The Spike or Victoria College Review 1938
Roger had a good job. He liked it and he was well-paid. So were the typists; he often speculated with the other fellows in the same building how much of it they put on their backs, and in their mouths. It was not rude; things were just like this nowadays.
There was one thing about Roger—he had not married. And everyone knew exactly-that is, thought they knew—why, except himself. There was some delicate feeling for—. No, he could not explain it.
The rain beat on his shoulders and wet the paper he was taking home to Mater, for he had no umbrella. (Good Lord, he hated the brutal things, always blowing inside-out in this darned place). He caught sight of her standing on the steps, and was going by in his usual fashion when he suddenly looked up impersonally into her face. Then he half expected her to open out like a dark young flower. She was trying to push up from her bud, but something would not let her. Ah! At last Roger knew it was something beautiful like this he wanted. He wanted to take home the bud, cherish it and make it flower.
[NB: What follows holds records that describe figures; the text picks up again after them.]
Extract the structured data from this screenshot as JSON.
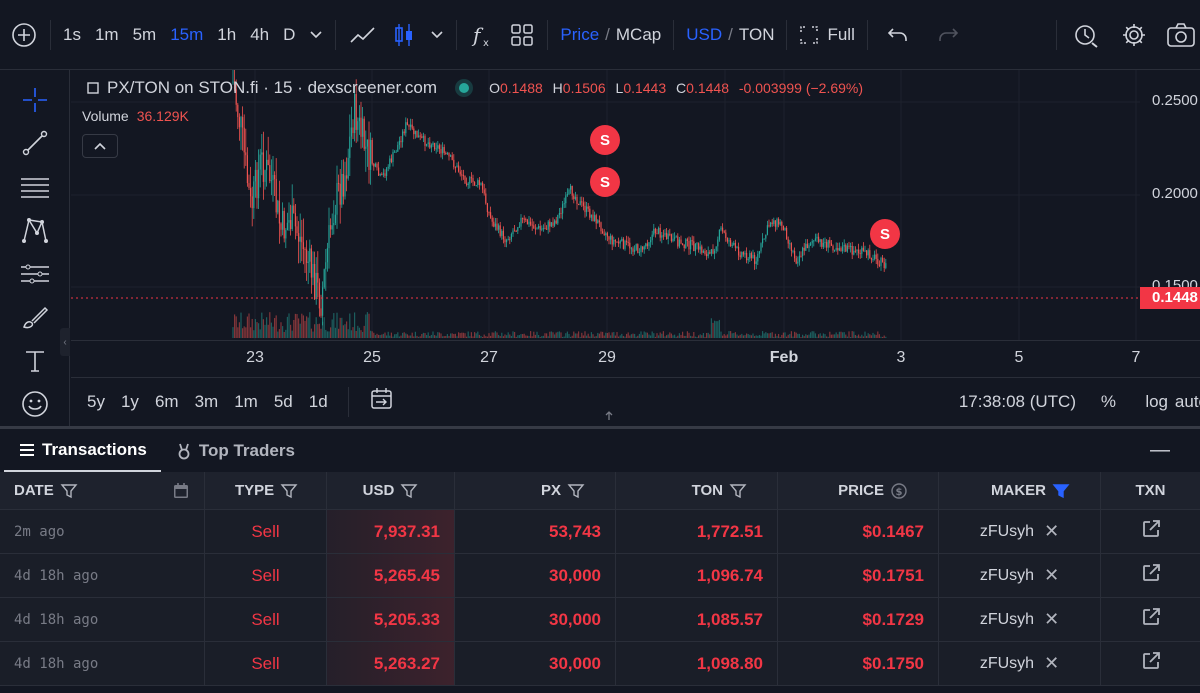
{
  "toolbar": {
    "intervals": [
      "1s",
      "1m",
      "5m",
      "15m",
      "1h",
      "4h",
      "D"
    ],
    "active_interval": "15m",
    "price_label": "Price",
    "mcap_label": "MCap",
    "usd_label": "USD",
    "ton_label": "TON",
    "full_label": "Full"
  },
  "chart": {
    "pair": "PX/TON on STON.fi · 15 · dexscreener.com",
    "ohlc": {
      "o_label": "O",
      "o": "0.1488",
      "h_label": "H",
      "h": "0.1506",
      "l_label": "L",
      "l": "0.1443",
      "c_label": "C",
      "c": "0.1448",
      "change": "-0.003999 (−2.69%)"
    },
    "volume_label": "Volume",
    "volume_value": "36.129K",
    "price_axis": [
      "0.2500",
      "0.2000",
      "0.1500"
    ],
    "last_price": "0.1448",
    "time_axis": [
      "23",
      "25",
      "27",
      "29",
      "Feb",
      "3",
      "5",
      "7"
    ],
    "sell_marker": "S",
    "colors": {
      "up": "#26a69a",
      "down": "#ef5350",
      "accent": "#2962ff",
      "sell": "#f23645"
    }
  },
  "range_bar": {
    "ranges": [
      "5y",
      "1y",
      "6m",
      "3m",
      "1m",
      "5d",
      "1d"
    ],
    "clock": "17:38:08 (UTC)",
    "percent": "%",
    "log": "log",
    "auto": "auto"
  },
  "tabs": {
    "transactions": "Transactions",
    "top_traders": "Top Traders"
  },
  "table": {
    "headers": {
      "date": "DATE",
      "type": "TYPE",
      "usd": "USD",
      "px": "PX",
      "ton": "TON",
      "price": "PRICE",
      "maker": "MAKER",
      "txn": "TXN"
    },
    "rows": [
      {
        "date": "2m ago",
        "type": "Sell",
        "usd": "7,937.31",
        "px": "53,743",
        "ton": "1,772.51",
        "price": "$0.1467",
        "maker": "zFUsyh"
      },
      {
        "date": "4d 18h ago",
        "type": "Sell",
        "usd": "5,265.45",
        "px": "30,000",
        "ton": "1,096.74",
        "price": "$0.1751",
        "maker": "zFUsyh"
      },
      {
        "date": "4d 18h ago",
        "type": "Sell",
        "usd": "5,205.33",
        "px": "30,000",
        "ton": "1,085.57",
        "price": "$0.1729",
        "maker": "zFUsyh"
      },
      {
        "date": "4d 18h ago",
        "type": "Sell",
        "usd": "5,263.27",
        "px": "30,000",
        "ton": "1,098.80",
        "price": "$0.1750",
        "maker": "zFUsyh"
      }
    ]
  }
}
Fifty years hence they'd still be talking. He had a kind of kink. Wouldn't marry a girl of his own class and ended up with this funny little thing, out of nowhere. But it was in the family; oh yes, didn't you know? Old Harcourt was very queer. .
Well, not her exactly, perhaps, but now he knew.
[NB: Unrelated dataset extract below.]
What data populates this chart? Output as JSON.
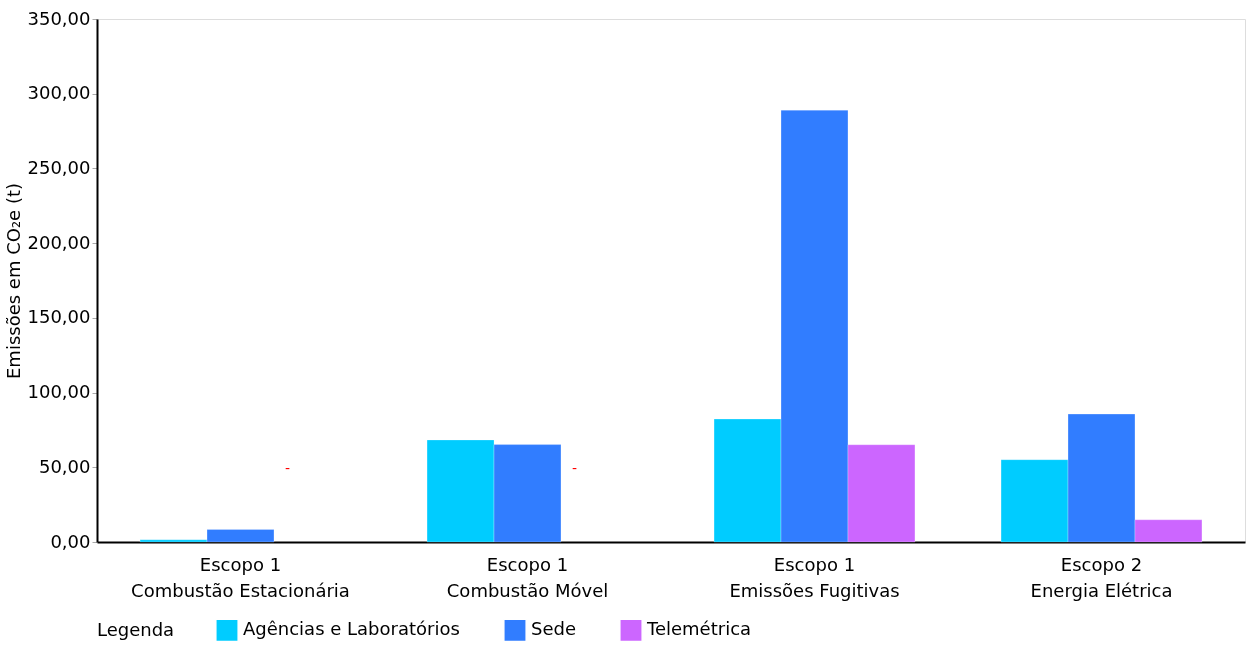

A red postal van nearly bowled him over on the corner. By gum! That was his second close shave that day. He must look after himself more.
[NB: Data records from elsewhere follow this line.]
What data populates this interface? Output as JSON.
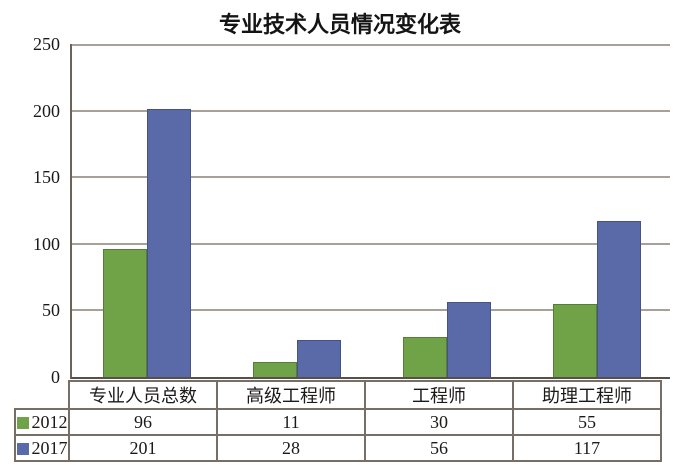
{
  "chart_data": {
    "type": "bar",
    "title": "专业技术人员情况变化表",
    "categories": [
      "专业人员总数",
      "高级工程师",
      "工程师",
      "助理工程师"
    ],
    "series": [
      {
        "name": "2012",
        "color": "#70A247",
        "values": [
          96,
          11,
          30,
          55
        ]
      },
      {
        "name": "2017",
        "color": "#5A69A8",
        "values": [
          201,
          28,
          56,
          117
        ]
      }
    ],
    "xlabel": "",
    "ylabel": "",
    "ylim": [
      0,
      250
    ],
    "yticks": [
      0,
      50,
      100,
      150,
      200,
      250
    ],
    "grid": true,
    "gridline_color": "#A9A098",
    "axis_color": "#575049",
    "table_border_color": "#776F67",
    "background_color": "#FFFFFF",
    "legend_position": "table-rows-left"
  }
}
A girl who had been walking behind crossed over and went down the other street against the rain. She had just spent five minutes over her face at the narrow glass in the dressing-room. She had seen his look; she felt she was slighted, wounded. Men were selfish. They had too much their own way. Why could they pick and choose and obey their little whims while the girls were pushed round and then left? Or was it that she was just. . ?
When Belinda's sister came at a quarter past they climbed silently into their bus without having spoken a word to each other. Maimie took out her knitting. Her chest sat out in her rather tight coat, and she wore an engagement ring. Belinda had a sneaking opinion, which she would never have disclosed, that it was rather like a stickily over-iced cake. That's what came of having one's own ideas. But of course when you knew Harold . . .
The driver ripped his gears and the inside of the bus, with its windows coated by people's breath, filled with blue smoke. Maimie knitted with the placidness of those who have plenty of comfortable things to think of at the moment, and plenty of flesh on their bones. But Belinda cherished in her heart a fairy story, lovely and complete as the shortest day. "He looked; he looked at me."